CFP: The Unruly Nature of the Law of Trusts and Estates

Call for Papers

Trusts & Estates Section

2017 AALS Annual Meeting

January 4-7, 2017 – San Francisco, CA

 

The Section on Trusts and Estates is pleased to announce a Call for Papers …

Sex, Death, and Taxes: The Unruly Nature of the Laws of Trusts and Estates

Trusts & Estates is a far-reaching and broad-based discipline of law that impacts private citizens’ decisions about sex, death, and taxes.  This legal discipline is based on speculation about donors and their intentions that, by their very nature, create unintended consequences because the laws exist largely unseen until they come into play.  Moreover, ascertaining these preferences prove difficult because individuals are entrenched with idiosyncratic preconceptions about death, family, property rights, personal legacies, paternalism, altruism, investment strategies, taxes, and many other effective interests.  In addition, the field sits at the crossroads of other legal disciplines such as family law, property law, elder law, and tax law.  For students, T&E makes an appearance in law schools and the bar exam, but is not like a constitutional law class that is unabashedly theoretical in its presentation and in meeting students’ non-expectations of a skills-centric classroom experience.  In practice, some of the most thriving areas require expertise in T&E.  In ordinary people’s everyday lives, the legal discipline is like an operating system that quietly runs in the background, but in reality organizes and informs the end user’s experience, often without the end user’s full awareness.  In the academy, it is caught between the practical and theoretical—a microcosm of the questions at the heart of debates about the value and normative objectives of a legal education.  Yet, during a time when T&E is becoming more relevant than ever, the discipline may be under–theorized and marginalized in the academy.  Therefore, this panel will interrogate T&E’s unruly nature, entertaining inquiries about the intersectionality of gender, race, sexual orientation, and class; the pervasiveness of succession law in aligned fields; its history of adaptation to changing social norms; and the development and evolution of law reform in this area.  The panel will explore new visions for the field and frameworks that disrupt and reimagine the field, while looking forward to practical and theoretical responses to such things as the pending elder care issues, concentration of wealth, taxation, large wealth transfers, social fixity, and the ongoing privatization of family caregiving and support.

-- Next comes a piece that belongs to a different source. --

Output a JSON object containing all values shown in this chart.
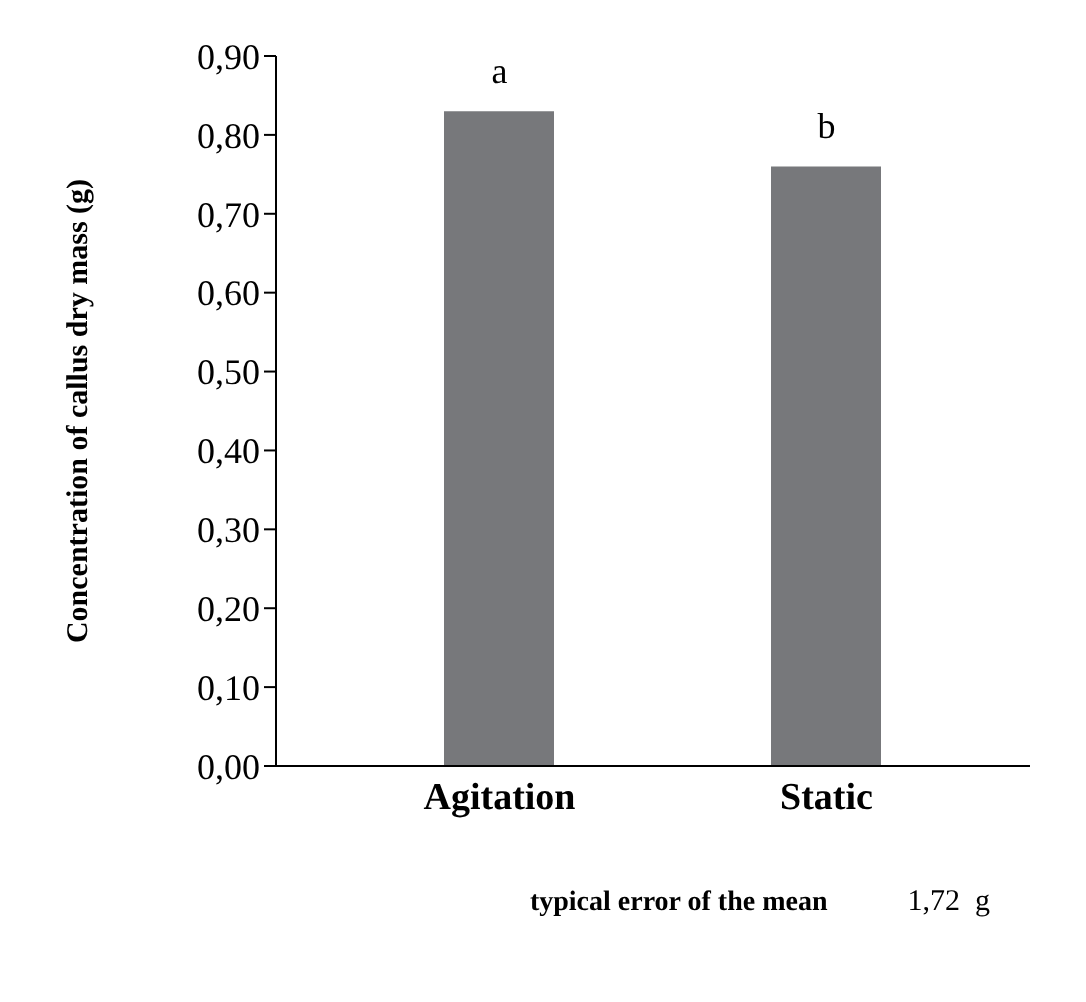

Submissions, due dates and method:

Submissions should be of abstracts between 250 and 1000 words, inclusive of any footnotes. Scholarship may be at any stage of the publication process from work-in-progress to completed article, but if already published, scholarship may not be published any earlier than 2015. Each potential speaker may submit only one abstract for consideration.
There are two submission due dates.  The Section seeks detailed abstracts in late summer, with final papers due in late fall.

  • The due date for detailed abstracts is August 15, 2016.
  • The due date for final papers is November 15, 2016.

Abstracts and papers should be submitted electronically to:  Professor Lee-ford Tritt at tritt@law.ufl.edu

Submission review, selection, conference attendance:

Abstracts and papers will be reviewed by members of the Section’s Executive Committee.  Selected presenters will be announced in Fall 2016.  The Call for Paper presenters will be responsible for paying their registration fee and hotel and travel expenses.